Often, U.S. citizens who move to Canada are shareholders of U.S. S Corporations. This can potentially create double tax problems.
Under Canadian tax law, the S Corporation is just like any other foreign corporation. Dividends received are generally fully taxable. In addition, if the S Corporation is a “controlled foreign affiliate”, the shareholder can be taxable on his or her share of underlying investment income and capital gains under Canada’s “foreign accrual property income” (“FAPI”) rules.

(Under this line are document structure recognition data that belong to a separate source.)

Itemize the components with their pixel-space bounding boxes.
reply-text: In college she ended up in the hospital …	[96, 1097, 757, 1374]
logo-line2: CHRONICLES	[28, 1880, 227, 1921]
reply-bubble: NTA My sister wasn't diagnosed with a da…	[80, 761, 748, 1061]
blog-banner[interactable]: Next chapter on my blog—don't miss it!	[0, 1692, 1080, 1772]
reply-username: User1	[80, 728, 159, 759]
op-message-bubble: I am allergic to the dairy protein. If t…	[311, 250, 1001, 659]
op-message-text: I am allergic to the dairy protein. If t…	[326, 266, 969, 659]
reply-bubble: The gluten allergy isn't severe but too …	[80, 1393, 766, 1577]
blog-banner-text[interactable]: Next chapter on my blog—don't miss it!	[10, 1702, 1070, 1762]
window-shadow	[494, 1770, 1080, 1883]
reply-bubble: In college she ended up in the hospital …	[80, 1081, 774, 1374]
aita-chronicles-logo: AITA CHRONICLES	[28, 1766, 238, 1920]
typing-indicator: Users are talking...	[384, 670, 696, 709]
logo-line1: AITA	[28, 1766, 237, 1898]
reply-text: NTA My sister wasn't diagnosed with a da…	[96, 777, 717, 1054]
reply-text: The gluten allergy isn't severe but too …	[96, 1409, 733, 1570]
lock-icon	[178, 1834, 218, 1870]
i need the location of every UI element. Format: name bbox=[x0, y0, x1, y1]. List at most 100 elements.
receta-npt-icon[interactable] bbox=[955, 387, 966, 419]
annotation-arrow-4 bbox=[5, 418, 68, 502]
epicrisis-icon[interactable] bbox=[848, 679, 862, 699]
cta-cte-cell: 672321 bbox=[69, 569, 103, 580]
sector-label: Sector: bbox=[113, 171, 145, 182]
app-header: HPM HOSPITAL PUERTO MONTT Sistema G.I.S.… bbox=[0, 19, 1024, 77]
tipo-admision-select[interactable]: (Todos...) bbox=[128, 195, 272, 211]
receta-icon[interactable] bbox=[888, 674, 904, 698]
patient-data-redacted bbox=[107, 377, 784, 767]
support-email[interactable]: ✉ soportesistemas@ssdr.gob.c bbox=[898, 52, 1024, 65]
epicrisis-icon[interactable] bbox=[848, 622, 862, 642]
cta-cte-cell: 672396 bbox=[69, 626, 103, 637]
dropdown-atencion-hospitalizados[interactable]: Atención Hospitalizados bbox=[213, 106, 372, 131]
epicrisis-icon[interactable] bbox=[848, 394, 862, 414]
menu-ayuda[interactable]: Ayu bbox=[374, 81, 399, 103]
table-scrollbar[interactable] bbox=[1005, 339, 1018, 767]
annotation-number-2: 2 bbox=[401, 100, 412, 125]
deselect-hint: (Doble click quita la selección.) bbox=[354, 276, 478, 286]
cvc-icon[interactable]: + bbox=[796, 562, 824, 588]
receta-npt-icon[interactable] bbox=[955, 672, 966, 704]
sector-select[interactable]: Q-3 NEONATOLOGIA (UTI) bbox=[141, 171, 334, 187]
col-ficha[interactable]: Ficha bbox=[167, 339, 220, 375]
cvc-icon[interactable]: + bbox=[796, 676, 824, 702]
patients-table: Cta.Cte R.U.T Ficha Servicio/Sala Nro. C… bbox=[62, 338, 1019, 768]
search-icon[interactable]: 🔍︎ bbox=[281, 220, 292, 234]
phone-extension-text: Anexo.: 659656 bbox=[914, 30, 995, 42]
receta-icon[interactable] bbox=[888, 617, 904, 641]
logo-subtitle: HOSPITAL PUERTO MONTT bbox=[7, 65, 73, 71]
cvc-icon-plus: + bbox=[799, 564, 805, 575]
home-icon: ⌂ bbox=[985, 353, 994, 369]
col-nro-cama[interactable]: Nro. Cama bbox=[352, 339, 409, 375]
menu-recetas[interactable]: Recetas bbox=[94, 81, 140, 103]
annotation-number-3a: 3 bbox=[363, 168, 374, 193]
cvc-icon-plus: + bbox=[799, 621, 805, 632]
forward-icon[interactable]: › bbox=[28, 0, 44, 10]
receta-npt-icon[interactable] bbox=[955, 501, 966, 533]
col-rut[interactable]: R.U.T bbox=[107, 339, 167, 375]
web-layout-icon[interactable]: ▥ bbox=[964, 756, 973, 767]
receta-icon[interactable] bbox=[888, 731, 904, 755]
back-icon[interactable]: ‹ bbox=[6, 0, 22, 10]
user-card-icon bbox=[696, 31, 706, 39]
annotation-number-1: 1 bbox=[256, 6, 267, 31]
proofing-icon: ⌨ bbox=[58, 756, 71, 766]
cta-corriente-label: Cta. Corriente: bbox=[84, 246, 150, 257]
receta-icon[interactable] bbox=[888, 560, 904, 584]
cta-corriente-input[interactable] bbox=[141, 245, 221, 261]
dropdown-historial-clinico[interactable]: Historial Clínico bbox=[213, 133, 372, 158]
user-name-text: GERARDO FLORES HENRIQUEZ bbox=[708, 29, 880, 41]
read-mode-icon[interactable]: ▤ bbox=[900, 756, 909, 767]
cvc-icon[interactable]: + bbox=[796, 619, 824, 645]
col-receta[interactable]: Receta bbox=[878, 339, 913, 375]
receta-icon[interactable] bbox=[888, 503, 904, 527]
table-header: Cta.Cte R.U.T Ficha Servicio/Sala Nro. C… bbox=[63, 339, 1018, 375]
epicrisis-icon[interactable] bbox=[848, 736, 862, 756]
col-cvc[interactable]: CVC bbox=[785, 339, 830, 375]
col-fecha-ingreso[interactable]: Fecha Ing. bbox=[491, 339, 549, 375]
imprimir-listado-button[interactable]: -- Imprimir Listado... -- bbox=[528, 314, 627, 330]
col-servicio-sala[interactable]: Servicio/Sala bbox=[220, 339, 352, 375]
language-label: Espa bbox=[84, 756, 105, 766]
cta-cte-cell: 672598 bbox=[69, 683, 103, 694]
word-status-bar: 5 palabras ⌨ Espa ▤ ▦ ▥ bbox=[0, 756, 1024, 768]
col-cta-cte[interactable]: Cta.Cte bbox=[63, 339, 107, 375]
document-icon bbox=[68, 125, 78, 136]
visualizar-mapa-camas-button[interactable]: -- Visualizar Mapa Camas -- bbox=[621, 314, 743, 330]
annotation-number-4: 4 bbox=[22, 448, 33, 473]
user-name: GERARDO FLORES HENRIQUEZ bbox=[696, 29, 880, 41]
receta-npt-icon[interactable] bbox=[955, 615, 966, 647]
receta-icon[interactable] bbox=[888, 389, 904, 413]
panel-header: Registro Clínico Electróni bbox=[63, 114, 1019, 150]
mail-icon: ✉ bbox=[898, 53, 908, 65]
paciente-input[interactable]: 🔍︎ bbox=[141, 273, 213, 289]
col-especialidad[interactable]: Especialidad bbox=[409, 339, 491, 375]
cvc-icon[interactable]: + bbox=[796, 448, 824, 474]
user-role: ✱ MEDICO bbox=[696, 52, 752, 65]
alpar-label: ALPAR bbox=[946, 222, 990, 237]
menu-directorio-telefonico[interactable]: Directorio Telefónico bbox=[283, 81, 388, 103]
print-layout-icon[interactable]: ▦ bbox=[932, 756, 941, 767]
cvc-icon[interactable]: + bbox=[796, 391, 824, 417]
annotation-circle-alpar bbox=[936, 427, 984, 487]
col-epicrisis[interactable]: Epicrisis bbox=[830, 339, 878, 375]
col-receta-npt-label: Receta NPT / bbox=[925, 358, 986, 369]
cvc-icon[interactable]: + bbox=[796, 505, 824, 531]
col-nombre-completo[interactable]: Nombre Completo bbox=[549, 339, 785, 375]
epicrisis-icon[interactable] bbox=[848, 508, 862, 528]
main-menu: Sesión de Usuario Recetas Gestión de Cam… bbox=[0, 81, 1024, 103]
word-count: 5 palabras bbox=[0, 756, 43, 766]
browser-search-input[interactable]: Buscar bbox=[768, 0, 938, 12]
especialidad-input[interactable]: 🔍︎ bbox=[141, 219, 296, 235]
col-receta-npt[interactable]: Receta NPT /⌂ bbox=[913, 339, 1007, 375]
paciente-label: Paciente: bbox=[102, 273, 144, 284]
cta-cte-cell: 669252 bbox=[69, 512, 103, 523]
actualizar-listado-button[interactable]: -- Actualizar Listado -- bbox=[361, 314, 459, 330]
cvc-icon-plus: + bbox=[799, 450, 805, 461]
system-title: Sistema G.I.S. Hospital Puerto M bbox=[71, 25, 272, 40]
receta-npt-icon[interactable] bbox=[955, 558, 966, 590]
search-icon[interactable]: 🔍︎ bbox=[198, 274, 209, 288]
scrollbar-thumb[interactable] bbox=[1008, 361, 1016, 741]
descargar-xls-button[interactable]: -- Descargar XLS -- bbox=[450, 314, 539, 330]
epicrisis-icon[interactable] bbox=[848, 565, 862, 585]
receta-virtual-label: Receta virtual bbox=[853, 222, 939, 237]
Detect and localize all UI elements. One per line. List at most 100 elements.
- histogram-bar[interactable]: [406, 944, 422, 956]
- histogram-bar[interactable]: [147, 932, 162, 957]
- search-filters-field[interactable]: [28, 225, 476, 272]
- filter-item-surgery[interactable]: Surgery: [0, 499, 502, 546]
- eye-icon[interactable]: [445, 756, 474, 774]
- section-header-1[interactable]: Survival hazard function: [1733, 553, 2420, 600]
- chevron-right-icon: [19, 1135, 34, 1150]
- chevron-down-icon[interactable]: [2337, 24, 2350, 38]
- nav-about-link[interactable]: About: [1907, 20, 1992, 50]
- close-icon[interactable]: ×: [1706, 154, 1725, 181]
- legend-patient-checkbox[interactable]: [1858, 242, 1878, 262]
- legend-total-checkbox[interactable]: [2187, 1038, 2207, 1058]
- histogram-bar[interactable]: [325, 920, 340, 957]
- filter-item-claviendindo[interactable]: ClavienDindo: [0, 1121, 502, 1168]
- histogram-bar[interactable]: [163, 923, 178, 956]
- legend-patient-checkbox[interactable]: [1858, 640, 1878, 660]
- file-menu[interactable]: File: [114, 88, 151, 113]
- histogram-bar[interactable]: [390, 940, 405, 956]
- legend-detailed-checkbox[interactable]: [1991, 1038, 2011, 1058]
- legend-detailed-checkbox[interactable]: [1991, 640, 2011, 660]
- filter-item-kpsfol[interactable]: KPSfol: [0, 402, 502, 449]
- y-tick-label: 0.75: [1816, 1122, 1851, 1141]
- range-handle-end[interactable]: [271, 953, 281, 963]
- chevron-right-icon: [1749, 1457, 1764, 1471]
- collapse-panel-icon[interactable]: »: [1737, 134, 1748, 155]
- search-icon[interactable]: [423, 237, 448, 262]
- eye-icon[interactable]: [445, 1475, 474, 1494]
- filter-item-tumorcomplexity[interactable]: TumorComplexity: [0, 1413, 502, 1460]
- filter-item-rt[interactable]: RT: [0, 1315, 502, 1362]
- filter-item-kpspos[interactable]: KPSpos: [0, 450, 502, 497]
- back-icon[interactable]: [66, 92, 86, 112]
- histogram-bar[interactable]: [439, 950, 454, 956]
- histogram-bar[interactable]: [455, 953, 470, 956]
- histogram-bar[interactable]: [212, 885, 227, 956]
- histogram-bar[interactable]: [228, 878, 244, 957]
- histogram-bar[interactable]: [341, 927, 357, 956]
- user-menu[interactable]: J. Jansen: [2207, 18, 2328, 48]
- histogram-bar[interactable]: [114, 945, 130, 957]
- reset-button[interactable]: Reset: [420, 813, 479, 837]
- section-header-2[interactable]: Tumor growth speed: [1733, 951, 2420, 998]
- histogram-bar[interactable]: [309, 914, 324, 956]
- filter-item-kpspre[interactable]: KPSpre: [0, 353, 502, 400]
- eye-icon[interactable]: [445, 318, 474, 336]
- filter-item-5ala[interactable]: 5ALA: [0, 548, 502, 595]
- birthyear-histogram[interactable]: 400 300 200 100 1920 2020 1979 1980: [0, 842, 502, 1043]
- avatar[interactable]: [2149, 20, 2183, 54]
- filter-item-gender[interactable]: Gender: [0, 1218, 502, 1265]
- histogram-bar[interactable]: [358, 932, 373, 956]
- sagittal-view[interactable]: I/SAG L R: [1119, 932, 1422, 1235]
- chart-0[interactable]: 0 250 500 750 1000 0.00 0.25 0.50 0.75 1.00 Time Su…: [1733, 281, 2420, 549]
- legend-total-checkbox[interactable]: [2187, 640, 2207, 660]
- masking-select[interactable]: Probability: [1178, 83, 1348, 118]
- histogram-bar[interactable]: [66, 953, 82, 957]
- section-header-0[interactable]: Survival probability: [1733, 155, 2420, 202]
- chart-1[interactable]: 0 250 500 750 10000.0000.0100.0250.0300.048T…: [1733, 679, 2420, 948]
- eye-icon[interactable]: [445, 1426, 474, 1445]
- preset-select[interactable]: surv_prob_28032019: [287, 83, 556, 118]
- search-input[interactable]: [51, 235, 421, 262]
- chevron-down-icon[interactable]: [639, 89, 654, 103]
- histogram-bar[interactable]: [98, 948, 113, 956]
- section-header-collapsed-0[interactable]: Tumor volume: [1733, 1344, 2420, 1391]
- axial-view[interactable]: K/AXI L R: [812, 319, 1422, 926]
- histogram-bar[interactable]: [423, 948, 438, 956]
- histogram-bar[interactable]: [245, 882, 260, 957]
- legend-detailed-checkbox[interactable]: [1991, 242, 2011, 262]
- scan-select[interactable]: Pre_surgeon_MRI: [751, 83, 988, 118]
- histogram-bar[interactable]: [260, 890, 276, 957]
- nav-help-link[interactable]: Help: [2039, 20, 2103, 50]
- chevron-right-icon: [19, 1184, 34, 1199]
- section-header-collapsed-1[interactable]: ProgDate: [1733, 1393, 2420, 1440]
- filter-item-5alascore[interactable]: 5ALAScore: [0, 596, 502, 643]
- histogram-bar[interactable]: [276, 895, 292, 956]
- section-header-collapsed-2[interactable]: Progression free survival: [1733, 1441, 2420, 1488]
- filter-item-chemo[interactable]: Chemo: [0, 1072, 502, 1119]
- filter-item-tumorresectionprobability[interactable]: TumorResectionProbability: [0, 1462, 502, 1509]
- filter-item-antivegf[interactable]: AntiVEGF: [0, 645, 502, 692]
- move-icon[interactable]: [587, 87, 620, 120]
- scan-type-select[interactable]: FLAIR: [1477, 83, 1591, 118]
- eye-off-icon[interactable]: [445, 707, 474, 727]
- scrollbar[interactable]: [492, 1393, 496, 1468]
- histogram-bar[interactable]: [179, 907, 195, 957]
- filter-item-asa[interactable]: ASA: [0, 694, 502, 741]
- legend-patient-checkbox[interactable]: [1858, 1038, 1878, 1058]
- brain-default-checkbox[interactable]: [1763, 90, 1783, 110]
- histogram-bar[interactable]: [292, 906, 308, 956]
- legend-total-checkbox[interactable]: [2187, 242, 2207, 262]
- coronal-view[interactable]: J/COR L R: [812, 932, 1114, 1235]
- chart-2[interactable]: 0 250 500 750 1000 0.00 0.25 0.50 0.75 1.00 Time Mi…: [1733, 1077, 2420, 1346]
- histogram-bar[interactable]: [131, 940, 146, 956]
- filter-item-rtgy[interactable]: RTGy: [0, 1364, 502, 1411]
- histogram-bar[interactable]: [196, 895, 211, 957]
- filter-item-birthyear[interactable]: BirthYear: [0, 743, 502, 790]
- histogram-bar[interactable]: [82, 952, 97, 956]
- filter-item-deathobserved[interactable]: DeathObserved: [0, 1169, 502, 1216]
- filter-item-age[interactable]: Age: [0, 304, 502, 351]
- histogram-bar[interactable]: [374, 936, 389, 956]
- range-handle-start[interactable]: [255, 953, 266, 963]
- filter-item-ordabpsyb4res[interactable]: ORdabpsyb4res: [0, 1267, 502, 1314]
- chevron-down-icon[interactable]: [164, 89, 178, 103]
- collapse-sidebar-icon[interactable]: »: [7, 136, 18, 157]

Double taxation can arise because of the fact that Canada will generally only grant limited foreign tax credit relief for the U.S. taxes paid by the shareholder on the S Corporation income. This relief is generally limited to 15% of any dividends received. In addition, the tax paid by the shareholder will not be treated as a “foreign accrual tax” for the purposes of the FAPI rules. In a simple situation, undistributed investment income earned by the S corporation can be taxed in the hands of the Canadian resident shareholder by both Canada and the U.S. with very limited ability to avoid double taxation.
However, there is a little-known provision in the Canada-U.S. Tax Convention that can come to the rescue in such situations. Article XXIX(5) states as follows:
“Where a person who is a resident of Canada and a shareholder of a United States S corporation requests the competent authority of Canada to do so, the competent authority may agree, subject to terms and conditions satisfactory to such competent authority, to apply the following rules for the purposes of taxation in Canada with respect to the period during which the agreement is effective:
(a) The corporation shall be deemed to be a controlled foreign affiliate of the person;
(b) All the income of the corporation shall be deemed to be foreign accrual property income;
(c) For the purposes of subsection 20(11) of the Income Tax Act, the amount of the corporation’s income that is included in the person’s income shall be deemed not to be income from a property; and
(d) Each dividend paid to the person on a share of the capital stock of the corporation shall be excluded from the person’s income and shall be deducted in computing the adjusted cost base to the person of the share.”
If a Canadian resident successfully applies to the Canada Revenue Agency to have this special rule apply, the end result should be that double tax will be avoided. The applicable share of the S Corporation’s income will be included in income for Canadian tax purposes, and a full foreign tax credit should be allowed. Distribution of dividends will not be taxable, but will be treated as a reduction of cost base, which should be offset by the increase in cost base that will occur as the result of the income inclusion.